23 ocak 1923: ismet paşa ve curzon'un konuşmalarının okunduğu gün...ikiside yaklaşık 11 sayfa. curzon'u musul yüzünden dünya barışını tehdit etmekle suçlayıp geri adım attırdığını düşünüyor inönü. hatta "belki zafer günüdür" diye telgraf çekiyor ankara'ya. fakat öyle olmadığı çok çabuk bir zaman içinde anlaşlıyor.
24 ocak 1923: curzon ismet paşa'yı konunun milletler cemiyetine taşınmaya ikna etmeye çalıştığı birgün. milletler cemiyetinin tarafsız devletlerden oluştuğunu, orada türkiye'nin haklarının daha iyi müdafaa edileceğini söylüyor.
25 ocak 1923: ismet paşa ilk kez musul'dan feragat kavramını kullanıyor. gönderdiği telgraf aşağıdaki gibidir;
"şimdi halledilecek şudur: konferansa ara vererek ankara'ya gelmek ve vaziyeti musul'dan feragatle başlayarak yeni bir barış imkanı aramaktan hangisi uygundur? ben musul'dan feragat göstererek sulh arama niyetindediym..."

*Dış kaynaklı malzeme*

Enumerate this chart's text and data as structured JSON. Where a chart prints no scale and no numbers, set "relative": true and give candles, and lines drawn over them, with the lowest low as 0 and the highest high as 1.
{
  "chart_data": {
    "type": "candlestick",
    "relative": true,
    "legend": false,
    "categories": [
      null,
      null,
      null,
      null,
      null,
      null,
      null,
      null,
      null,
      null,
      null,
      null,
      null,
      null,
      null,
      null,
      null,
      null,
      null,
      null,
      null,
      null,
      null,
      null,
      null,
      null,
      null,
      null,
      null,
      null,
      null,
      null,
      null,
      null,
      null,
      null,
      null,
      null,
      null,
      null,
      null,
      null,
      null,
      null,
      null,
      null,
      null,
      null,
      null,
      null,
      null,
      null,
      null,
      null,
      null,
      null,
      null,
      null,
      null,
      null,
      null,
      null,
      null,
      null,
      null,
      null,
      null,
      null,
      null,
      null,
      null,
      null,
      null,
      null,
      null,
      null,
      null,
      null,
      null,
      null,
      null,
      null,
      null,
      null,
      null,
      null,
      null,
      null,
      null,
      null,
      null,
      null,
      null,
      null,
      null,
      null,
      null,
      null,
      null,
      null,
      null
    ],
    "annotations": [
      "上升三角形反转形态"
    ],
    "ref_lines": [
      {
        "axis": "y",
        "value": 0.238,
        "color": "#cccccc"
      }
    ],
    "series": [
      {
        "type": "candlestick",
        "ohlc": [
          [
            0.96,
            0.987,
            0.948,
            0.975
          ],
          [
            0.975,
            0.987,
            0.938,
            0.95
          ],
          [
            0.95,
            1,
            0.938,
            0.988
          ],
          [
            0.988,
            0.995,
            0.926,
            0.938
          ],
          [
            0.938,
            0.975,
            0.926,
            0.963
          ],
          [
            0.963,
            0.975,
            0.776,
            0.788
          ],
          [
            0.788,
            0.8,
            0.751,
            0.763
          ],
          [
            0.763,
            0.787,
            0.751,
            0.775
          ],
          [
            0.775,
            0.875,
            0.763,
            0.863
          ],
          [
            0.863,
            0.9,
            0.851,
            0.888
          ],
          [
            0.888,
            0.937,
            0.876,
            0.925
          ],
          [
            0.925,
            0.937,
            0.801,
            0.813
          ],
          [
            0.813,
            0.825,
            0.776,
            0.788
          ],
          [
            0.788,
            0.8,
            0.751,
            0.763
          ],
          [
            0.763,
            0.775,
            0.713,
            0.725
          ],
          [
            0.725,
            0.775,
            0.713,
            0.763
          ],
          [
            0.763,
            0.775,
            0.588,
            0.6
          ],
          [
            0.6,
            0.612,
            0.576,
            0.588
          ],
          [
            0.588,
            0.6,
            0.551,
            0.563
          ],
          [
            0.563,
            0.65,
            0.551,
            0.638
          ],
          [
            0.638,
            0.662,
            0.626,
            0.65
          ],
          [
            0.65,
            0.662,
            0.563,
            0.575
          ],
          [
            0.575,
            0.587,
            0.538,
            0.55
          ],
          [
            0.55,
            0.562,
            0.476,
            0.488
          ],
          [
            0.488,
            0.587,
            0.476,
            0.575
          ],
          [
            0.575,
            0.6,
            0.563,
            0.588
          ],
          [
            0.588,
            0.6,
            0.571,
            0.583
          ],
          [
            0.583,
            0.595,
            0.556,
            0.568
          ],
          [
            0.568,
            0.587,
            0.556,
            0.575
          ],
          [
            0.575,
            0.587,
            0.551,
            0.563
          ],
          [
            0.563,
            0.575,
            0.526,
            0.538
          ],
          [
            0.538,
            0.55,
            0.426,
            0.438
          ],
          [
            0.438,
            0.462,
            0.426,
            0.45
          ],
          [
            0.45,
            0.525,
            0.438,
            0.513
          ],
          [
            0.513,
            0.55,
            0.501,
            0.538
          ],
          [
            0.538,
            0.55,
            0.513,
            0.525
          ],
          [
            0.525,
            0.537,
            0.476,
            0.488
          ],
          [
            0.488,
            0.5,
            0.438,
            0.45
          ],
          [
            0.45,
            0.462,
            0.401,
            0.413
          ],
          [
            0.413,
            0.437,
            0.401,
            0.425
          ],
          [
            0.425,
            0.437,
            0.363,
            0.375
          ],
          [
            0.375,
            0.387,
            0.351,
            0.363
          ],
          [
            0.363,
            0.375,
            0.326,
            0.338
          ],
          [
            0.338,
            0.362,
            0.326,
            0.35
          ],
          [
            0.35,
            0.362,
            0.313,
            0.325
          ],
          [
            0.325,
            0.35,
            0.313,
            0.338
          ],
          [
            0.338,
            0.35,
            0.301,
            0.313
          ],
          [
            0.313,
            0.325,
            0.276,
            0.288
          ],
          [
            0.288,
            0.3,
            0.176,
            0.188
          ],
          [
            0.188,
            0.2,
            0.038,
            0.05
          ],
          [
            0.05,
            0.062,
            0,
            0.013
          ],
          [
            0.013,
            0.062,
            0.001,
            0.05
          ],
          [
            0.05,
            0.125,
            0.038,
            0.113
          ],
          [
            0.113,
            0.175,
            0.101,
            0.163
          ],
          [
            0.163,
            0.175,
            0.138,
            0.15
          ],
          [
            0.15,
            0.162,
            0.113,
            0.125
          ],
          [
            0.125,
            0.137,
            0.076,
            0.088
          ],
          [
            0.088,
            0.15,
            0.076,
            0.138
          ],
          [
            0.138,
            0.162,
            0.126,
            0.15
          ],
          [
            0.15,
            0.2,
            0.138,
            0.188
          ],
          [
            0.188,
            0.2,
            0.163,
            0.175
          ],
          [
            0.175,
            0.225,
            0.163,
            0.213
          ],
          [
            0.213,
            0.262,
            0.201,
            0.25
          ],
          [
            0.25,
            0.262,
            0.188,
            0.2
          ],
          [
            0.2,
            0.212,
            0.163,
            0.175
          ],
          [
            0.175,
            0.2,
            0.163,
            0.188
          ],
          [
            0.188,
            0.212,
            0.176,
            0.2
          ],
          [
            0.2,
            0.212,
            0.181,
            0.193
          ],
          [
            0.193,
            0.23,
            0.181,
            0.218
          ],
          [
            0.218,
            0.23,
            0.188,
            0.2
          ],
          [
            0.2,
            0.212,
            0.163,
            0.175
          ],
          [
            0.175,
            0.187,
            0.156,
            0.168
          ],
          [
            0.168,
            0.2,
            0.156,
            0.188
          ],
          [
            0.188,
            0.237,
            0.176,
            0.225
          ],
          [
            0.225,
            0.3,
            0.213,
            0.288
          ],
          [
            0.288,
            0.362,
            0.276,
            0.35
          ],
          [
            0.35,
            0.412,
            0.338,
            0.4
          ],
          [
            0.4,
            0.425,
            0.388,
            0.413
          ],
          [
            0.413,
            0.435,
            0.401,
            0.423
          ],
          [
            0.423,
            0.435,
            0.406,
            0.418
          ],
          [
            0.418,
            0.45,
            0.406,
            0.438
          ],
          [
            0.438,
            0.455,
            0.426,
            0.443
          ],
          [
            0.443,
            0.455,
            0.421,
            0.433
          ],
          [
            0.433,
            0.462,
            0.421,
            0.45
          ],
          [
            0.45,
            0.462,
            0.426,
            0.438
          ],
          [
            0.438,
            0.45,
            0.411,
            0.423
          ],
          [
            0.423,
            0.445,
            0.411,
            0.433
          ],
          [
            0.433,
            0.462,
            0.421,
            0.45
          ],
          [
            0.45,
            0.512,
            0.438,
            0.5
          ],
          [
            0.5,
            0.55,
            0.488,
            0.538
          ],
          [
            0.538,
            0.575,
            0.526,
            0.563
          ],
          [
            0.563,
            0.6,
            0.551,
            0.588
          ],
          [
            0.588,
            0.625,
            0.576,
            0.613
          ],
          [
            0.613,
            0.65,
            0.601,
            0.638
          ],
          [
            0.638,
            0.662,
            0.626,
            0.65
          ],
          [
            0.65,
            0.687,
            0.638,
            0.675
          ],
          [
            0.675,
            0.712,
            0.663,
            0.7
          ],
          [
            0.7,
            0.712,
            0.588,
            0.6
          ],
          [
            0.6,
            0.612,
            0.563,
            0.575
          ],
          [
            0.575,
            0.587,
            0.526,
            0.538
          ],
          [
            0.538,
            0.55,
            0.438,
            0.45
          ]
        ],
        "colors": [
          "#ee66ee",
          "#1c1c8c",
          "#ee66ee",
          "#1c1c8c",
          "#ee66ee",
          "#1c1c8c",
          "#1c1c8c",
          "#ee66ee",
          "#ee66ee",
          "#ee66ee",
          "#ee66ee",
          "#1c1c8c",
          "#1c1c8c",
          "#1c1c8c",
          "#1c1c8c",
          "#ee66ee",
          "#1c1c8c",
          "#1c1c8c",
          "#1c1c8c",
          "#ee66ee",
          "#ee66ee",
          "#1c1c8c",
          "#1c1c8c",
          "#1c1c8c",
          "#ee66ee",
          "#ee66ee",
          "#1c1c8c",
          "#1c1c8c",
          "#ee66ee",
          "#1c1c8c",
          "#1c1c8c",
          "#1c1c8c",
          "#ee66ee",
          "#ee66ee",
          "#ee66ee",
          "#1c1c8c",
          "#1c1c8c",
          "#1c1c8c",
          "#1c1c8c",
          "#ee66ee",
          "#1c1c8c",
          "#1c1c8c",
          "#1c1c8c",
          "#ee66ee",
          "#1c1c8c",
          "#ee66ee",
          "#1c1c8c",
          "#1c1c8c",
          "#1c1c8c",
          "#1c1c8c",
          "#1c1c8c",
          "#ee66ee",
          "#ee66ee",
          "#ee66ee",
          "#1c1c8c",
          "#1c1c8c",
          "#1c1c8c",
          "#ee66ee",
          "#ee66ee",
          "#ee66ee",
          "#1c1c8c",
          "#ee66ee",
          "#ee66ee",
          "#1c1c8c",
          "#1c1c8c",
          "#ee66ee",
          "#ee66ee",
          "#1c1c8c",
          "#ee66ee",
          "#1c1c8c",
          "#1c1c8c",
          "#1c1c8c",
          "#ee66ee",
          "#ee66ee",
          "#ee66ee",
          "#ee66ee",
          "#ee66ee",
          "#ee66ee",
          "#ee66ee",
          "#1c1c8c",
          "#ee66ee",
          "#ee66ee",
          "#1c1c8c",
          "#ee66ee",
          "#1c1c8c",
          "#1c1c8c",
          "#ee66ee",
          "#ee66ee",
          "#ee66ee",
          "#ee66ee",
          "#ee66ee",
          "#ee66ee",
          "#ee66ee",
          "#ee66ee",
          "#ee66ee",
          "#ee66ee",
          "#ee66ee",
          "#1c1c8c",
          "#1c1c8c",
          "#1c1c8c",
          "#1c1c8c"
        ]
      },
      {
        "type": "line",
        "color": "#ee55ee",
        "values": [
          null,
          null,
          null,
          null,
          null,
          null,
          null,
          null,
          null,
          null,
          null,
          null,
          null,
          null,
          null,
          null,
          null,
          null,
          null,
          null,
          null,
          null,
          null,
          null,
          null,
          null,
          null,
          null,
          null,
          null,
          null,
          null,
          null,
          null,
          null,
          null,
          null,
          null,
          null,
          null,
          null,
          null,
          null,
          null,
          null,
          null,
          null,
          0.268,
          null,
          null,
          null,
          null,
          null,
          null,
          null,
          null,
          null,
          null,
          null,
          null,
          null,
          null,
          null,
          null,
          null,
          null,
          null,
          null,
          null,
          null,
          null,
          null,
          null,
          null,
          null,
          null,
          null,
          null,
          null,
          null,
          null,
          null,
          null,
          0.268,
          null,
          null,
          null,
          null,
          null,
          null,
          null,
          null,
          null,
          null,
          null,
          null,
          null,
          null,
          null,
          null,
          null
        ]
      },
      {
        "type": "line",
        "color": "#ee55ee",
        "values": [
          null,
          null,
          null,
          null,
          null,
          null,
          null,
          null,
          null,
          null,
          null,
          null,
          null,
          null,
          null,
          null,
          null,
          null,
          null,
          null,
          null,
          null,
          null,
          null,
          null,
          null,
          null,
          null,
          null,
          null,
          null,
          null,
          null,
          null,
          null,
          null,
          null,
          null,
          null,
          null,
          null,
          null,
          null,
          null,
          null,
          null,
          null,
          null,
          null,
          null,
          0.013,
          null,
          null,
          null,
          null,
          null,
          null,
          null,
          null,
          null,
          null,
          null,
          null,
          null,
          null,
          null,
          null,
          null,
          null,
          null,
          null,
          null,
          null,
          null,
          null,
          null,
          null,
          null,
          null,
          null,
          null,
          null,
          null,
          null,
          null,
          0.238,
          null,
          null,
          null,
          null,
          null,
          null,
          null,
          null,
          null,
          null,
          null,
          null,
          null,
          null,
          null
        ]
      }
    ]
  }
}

telgrafta rıza nur'un görüşleride yazıyor. rıza nur diyor ki;
"musul memleketin gelişmesi için pek elzem petrolleri işe bize pek lazımdır. keza, elden çıkması ise başımıza bir kürdistan belası çıkarmak demektir ki, bizi böğrümüzden vurur."
rıza nur, curzon 'un blöf yaptığını ve henüz "musul'dan feraget"i düşünmek için erken olduğunu söylüyor. fakat bilindiği gibi konu milletler cemiyetine taşınıyor ve biz musul'u kaybediyoruz konuyu kısa kesmek gerekirse.
(geniş bilgi için bkz: lozan telgrafları, bilal şimşir)
herkes buradan kendi payına olan yorumu çıkarmakta özgür. benim yorumum ise diplomatik beceriksizliktir!
evet keşke musul da elimizde olsaydı fakat mondros gibi bir anlaşmayla elimizde hiçbir şeyin kalmamasına sebep olan beceriksizlerden sonra lozan ın bir zafer olduğu unutulmamalıdır. ismet paşa ya ya da atatürk e bu konu üzerinden bok atmak anlamsızdır. eğer illahi birilerine bok atılacaksa ülkeyi mondrosla teslim edenlere bok atmak gerekir. inönü gibi vatanseverlere ise ülkeyi tekrar ayağa kaldırdıkları için teşekkür edilmelidir.
iç siyasetteki olumsuzlukların dış siyasete yansımasının bir sonucu.ingilizlerden ekonomik destek alan nakşibendi tarikatının organize ettiği şeyh sait isyanı sonucu hükümet dikkatini iç politikaya yönlendirmiştir.bu nedenle de musul konusunda ingilizlerle pek bir diplomasi yapılamamıştır.velhasıl bizim iç siyasetteki başarısızlığımız musul'un ırak a bağlanmasına dolayısıla ingilizlerin eline geçmesine sebep olmuştur.türkiye ye de musul petrollerinden elde edilen gelirlerin %10 u verilmiştir.daha doğrusu öyle kararlaştırılmıştır.verildi mi verilmedi mi orasını muamma.
Her hafta evet her hafta beni derinden yaralayan soru. Aklıma geldikçe çıldırıyorum, Atatürk birkaç sene daha yaşasa şimdi Musul bizimdi ve PKK diye bir sorun yoktu. Refah içinde yaşıyor olacaktık. Neden,neden,neden? Gücümüz mü yetmedi, sonraki idareciler satılık mıydı.
Gecenin bu vakti aklıma gelen beni derinden yaralayan sorudur. Buradaki entryleri okumama rağmen ikna olamıyorum kabullenemiyorum. Neden verdik ve verdiysek neden almadık, hatta almaya teşebbüs bile etmedik. ingilizler ikinci dünya savaşında perişan haldeyken davranamaz mıydık kim tuttu ki bizi ? Ah ismet Paşa ah, bu ülkeye borçlu gittin.
mısır ı,kırım ı,libya yı,balkan devletlerini,suriye yi, batum u vs .vs.neden verdik sorusun cevabı ile aynı olandır.evet neden verdik biz bu topraklar.